Das Gespenst.

Wenn es um „den Kapitalismus“ geht, regieren schnell die Gefühle. Die Philosophen Sabine Döring und Lars Neth appellieren an die Vernunft.





brand eins: Frau Döring, Herr Neth, wenn Sie das Wort Kapitalismus hören, welches Gefühl haben Sie zuallererst: ein gutes oder ein schlechtes?

Sabine Döring: Ein schlechtes. Denn typischerweise will mir der Sprecher damit seine politische Grundhaltung unterschieben.

Dann würde ich Ihnen als jemand, der das Wort benutzt, sagen: Ist doch nur ein Wort. Was haben Sie denn?

Döring: Kapitalismus beschreibt eine bestimmte Wirtschafts- und Gesellschaftsordnung, ist aber durch seinen Gebrauch in jahrhundertelangen politischen Debatten zu einem Kampfbegriff geworden.

Wer Kapitalismus sagt statt Marktwirtschaft, führt also etwas im Schilde. Was genau?

Döring: Ein Kampfbegriff ist ein Spezialfall dessen, was Philo-sophen wie Bernard Williams oder John McDowell „Thick Concept“ nennen, einen dichten Begriff. Es ist nicht möglich, Kapitalismus zu sagen, ohne zugleich zu werten. Dabei kann die Wertung interessanterweise positiv oder negativ sein.

Der Kapitalismus ist an allem schuld?

Lars Neth: Der Begriff ist eine Art Sammelbecken für all die Probleme, die in einem System mit Privateigentum entstehen; da geht es um Ungleichheit, Ausbeutung, Umweltprobleme.
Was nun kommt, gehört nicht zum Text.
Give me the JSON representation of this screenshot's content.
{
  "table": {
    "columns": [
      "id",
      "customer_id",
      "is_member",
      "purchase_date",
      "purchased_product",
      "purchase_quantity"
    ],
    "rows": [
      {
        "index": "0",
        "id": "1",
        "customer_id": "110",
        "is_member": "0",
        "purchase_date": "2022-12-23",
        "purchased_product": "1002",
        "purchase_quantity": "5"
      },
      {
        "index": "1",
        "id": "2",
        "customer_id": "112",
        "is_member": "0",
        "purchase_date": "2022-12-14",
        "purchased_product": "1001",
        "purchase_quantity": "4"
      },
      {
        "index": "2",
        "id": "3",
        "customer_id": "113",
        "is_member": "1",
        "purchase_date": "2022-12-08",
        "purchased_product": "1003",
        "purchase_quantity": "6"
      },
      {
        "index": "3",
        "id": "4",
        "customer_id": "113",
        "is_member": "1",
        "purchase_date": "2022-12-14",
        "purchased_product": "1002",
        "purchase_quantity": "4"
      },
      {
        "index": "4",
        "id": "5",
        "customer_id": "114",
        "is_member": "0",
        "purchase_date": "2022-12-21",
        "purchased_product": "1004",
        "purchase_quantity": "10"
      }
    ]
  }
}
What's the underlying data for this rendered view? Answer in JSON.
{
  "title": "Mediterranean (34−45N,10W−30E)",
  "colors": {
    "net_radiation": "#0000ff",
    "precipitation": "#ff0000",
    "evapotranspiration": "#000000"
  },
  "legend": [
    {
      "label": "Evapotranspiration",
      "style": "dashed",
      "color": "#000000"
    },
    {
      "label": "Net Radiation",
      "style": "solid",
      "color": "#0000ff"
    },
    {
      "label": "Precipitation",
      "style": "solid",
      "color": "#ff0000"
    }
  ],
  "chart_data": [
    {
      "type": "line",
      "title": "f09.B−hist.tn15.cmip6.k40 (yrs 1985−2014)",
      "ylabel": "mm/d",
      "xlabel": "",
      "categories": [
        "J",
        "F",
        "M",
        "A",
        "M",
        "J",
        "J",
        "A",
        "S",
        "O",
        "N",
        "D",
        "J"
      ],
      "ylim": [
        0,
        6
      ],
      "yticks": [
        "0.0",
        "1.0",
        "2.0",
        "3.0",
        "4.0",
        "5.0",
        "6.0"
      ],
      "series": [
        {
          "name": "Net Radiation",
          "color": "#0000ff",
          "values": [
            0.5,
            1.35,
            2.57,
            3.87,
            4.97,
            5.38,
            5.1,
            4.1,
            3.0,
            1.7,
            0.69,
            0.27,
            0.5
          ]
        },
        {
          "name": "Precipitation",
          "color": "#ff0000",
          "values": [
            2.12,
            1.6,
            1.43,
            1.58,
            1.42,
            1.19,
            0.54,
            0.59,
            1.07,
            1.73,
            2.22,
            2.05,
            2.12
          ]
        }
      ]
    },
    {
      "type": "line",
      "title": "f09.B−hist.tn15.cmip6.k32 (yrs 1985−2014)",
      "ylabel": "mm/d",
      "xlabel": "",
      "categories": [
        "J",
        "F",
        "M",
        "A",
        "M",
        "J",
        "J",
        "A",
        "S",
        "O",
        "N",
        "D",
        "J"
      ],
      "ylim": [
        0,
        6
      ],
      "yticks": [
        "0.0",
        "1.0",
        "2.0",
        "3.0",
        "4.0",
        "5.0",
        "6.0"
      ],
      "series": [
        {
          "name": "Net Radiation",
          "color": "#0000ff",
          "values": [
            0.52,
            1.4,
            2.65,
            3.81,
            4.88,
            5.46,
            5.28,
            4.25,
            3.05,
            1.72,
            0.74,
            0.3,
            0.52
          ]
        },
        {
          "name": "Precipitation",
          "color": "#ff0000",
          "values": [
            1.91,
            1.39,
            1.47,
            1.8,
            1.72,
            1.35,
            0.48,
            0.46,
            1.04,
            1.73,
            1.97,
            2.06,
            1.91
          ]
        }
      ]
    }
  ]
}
Es gibt gute liberale Gründe, diese zu kritisieren, ohne gleich die Abschaffung des Privateigentums zu fordern – dessen kausales Verhältnis zu den Problemen alles andere als klar ist. Darüber hinaus gibt es auch noch das Phänomen, alle möglichen anderen Dinge, die schlecht in der Welt sind, auf den Kapitalismus oder das System zu schieben.